尾が切れている蛇は水神さまだ。うちの方は、稲荷さんもあるし、浅間山もあるし、神さまの使い姫ということで、蛇を大事にして殺さなかった。ところが、ある人が蛇を殺してしまった。
すごく威張っている人だったが、家に帰ると、尾の切れた蛇がいたので、殺してしまったのだという。そうしたら、すぐにその人の母親が病気になってしまい、まるで蛇のように胴まわりが膨らんでしまった。寝ることもできずに、布団を積んで寄りかかって苦しんだという。
蛇を殺したその人には出ないで(祟らないで)、お母さんの方が蛇と同じように、のたうちまわって亡くなってしまった。あとで見てもらったところ、それは水神さまの蛇であったという。
若松町。話自体は蛇の祟りの話で、その現れ方に独特なところもあるが、それそのものはさておく(殺した本人でなく家族・子孫が祟られるというのはよくある。「蛇のたたり」なども参照)。注意しておきたいのはちょっとした言い回しの方だ。
すなわち「うちの方は、稲荷さんもあるし、浅間山もあるし、やっぱり神さまの使い姫ということで、蛇を大事にしたんです。殺さなかった(原文)」というところのことだ。そのラインナップは蛇を大事にするものなのだ、というのはこの地の人には説明するまでもないことだ、と言っていることになる。
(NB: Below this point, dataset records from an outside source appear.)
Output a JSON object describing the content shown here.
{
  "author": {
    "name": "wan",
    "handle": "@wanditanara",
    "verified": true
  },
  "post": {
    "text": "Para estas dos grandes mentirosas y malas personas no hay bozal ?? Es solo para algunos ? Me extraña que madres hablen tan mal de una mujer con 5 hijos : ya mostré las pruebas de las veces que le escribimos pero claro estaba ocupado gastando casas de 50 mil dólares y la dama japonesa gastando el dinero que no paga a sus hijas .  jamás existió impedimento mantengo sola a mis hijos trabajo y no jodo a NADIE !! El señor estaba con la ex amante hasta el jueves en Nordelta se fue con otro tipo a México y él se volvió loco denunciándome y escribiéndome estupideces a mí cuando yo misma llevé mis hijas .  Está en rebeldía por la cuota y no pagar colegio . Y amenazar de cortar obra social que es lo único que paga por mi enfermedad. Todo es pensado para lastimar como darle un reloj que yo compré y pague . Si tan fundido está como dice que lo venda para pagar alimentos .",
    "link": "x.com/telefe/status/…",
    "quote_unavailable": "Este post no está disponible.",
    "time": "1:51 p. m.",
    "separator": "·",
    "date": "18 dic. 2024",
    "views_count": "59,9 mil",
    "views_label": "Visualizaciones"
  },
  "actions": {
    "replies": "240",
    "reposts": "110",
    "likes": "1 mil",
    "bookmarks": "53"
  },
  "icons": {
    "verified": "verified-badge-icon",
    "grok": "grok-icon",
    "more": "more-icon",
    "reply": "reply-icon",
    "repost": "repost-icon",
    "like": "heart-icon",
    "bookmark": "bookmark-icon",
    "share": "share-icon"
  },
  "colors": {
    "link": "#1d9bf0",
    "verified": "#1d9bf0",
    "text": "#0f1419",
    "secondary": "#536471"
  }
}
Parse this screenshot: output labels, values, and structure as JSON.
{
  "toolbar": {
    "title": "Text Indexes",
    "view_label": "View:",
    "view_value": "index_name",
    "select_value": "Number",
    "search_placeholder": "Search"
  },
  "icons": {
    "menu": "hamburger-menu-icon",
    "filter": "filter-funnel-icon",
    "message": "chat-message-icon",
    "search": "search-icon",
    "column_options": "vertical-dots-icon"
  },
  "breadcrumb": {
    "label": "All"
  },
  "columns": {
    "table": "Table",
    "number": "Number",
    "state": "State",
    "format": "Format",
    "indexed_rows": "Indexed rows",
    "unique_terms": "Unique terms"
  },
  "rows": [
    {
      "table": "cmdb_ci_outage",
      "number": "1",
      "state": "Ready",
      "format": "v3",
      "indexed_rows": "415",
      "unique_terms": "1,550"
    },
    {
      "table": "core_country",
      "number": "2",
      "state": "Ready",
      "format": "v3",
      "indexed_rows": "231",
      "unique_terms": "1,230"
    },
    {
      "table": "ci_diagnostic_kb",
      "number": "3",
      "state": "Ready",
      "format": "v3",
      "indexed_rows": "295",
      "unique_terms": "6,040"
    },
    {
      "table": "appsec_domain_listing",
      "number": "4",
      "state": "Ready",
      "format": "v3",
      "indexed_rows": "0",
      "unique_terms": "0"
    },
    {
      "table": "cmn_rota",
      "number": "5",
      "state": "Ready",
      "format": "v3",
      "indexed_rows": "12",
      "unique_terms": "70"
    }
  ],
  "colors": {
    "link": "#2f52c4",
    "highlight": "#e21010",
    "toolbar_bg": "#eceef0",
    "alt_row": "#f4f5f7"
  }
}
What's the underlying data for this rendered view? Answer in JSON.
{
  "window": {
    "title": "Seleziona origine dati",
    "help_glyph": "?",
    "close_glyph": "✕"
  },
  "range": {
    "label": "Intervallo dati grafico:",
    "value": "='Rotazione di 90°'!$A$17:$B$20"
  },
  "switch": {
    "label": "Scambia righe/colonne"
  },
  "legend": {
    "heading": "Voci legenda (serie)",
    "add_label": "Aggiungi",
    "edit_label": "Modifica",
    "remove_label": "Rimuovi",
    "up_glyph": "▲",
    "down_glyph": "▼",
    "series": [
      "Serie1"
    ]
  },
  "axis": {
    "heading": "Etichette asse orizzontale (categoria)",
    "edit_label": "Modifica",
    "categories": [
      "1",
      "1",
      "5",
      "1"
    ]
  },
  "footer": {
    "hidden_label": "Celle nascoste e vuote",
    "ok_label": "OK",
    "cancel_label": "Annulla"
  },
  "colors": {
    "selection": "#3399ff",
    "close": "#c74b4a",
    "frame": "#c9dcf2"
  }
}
稲荷に関してどういった信仰があったのかは知らないが、浅間山に関しては明大グランドの北側の浅間山(同若松町)の浅間神社の「おみたらし」があり、そこのヌシは大蛇であるという(「浅間山の大蛇」)。これが根強い話のようで、『府中の口伝え集』中にも五話六話と重複して採取されている。
稲荷や浅間がなぜ蛇を、というのを教科書的に説明しようとすると大変なのだが、わりと近世の江戸周辺の人々にとっては当たり前の感覚であったりもする。そういう感覚が、こういったちょっとした言い回しに出てくるところは見逃せない。